Posted by Fifty-Two-Eighty http://www.nra.org on January 11, 2012 at 8:47 AM
biffp 2
Seems analogous to your role at the Stranger Charles. You pretend to be some oddball from Harare. It got old quite a while ago, despite what some rigged poll on the Stranger reported.
Posted by biffp on January 11, 2012 at 8:55 AM
lark 3
Good Morning Charles,
Agree, that is most repellent on the part of the companies/tourists to conduct/undertake "human safaris'".

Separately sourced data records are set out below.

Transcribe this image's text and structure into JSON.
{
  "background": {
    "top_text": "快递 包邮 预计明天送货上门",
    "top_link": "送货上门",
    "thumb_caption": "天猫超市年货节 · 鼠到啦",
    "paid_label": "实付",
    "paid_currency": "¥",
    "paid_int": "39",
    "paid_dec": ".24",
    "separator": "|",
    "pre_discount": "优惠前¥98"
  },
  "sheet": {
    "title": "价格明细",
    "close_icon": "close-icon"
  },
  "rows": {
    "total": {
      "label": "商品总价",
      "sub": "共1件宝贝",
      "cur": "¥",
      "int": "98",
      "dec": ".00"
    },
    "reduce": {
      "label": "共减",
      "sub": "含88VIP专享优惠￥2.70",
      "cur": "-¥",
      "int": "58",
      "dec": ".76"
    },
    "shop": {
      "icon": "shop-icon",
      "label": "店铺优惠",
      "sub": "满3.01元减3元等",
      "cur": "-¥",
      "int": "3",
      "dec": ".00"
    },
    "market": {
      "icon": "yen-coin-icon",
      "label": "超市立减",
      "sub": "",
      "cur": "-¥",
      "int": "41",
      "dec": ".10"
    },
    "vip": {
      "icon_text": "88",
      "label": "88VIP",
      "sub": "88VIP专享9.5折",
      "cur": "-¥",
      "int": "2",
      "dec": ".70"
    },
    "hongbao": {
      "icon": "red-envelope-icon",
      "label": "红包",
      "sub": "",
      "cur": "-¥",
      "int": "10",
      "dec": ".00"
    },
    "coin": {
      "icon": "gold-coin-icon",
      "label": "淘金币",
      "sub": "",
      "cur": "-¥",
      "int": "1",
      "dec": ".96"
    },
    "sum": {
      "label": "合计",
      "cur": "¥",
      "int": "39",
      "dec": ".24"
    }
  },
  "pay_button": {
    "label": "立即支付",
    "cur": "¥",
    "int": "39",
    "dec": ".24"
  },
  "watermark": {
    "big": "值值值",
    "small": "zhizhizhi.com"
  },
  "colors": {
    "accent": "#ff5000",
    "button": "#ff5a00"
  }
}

But, it is a fine line. Under most circumstances observing "extraordinarily different" (I really loathe the term "exotic" as it can be so misconstrued) humans from oneself isn't too unusual. I was stared at in Cameroon when I first arrived in Africa 20+ years ago by locals, mostly children. It didn't bother me. I didn't even mind photos (of yours truly) as long as I consented. The reverse would be true as well. What's particularly jarring in this instance is that the "tour" condones the "throwing of food" and "commands to dance". The fact that it is just for that purpose is horrifying.

My point is that there are benign ways of human on human observation. Curiosity of the extremely different is quite common (read any National Geographic journal today although granted it didn't always used to be that way).

However, this "tour" is disgusting and must be stopped. I can't believe it exists in the 21st century. It reminds me of the "Hottentot" woman, Sarah Baartman from the early 19th century who was "displayed" in Europe. I believe you wrote a review of a film regarding this true story a few years ago?
Posted by lark on January 11, 2012 at 9:07 AM
Vince 4
Human beings are peculiar creatures. They have no concept of time in relation to their own existence.
Posted by Vince on January 11, 2012 at 9:31 AM
5
Humans are still barbaric, no matter how fancy the trappings.
Posted by betsio on January 11, 2012 at 9:52 AM
Fnarf 6
@3, and for more than a hundred years later. Ota Bentu, a Mbuti (pygmy) from Congo, was displayed in the Bronx Zoo in 1906, and I remember seeing ads for pygmies in cages being toured across the western US in the teens in old Montana newspapers I was reading for genealogy.
Posted by Fnarf http://www.facebook.com/fnarf on January 11, 2012 at 10:07 AM
lark 7
@6Fnarf,
Indeed, I recall reading about him recently. I believe he became alcoholic and committed suicide. Most tragic.
Posted by lark on January 11, 2012 at 10:17 AM
8
I want to give those tribes-people Uzis.
Posted by keshmeshi on January 11, 2012 at 12:25 PM
9
@8 Will you make them dance for guns?

While it isn't something I would probably participate in, what is the harm here? Tourists get entertained. Dancers get paid in food. It doesn't look like they are being forced with violence.
Posted by ishf on January 11, 2012 at 1:55 PM
10
Whenever I want to go on "human safari", I just go to Zimbabwe and watch them try to farm their land. HAHAHAHAAHAHA!
Posted by BetarayBilly2 on January 12, 2012 at 7:17 AM
11
I disagree that tourists are interested in seeing man in his "lowest and most savage state". Personally, I am curious about the way others live, and I do not value their lifestyle more or less than my own.

Anyway there is no official human safari business on the Andamans that I am aware of- people happen to drive through territory of the Jarawan tribes on their way to other sites.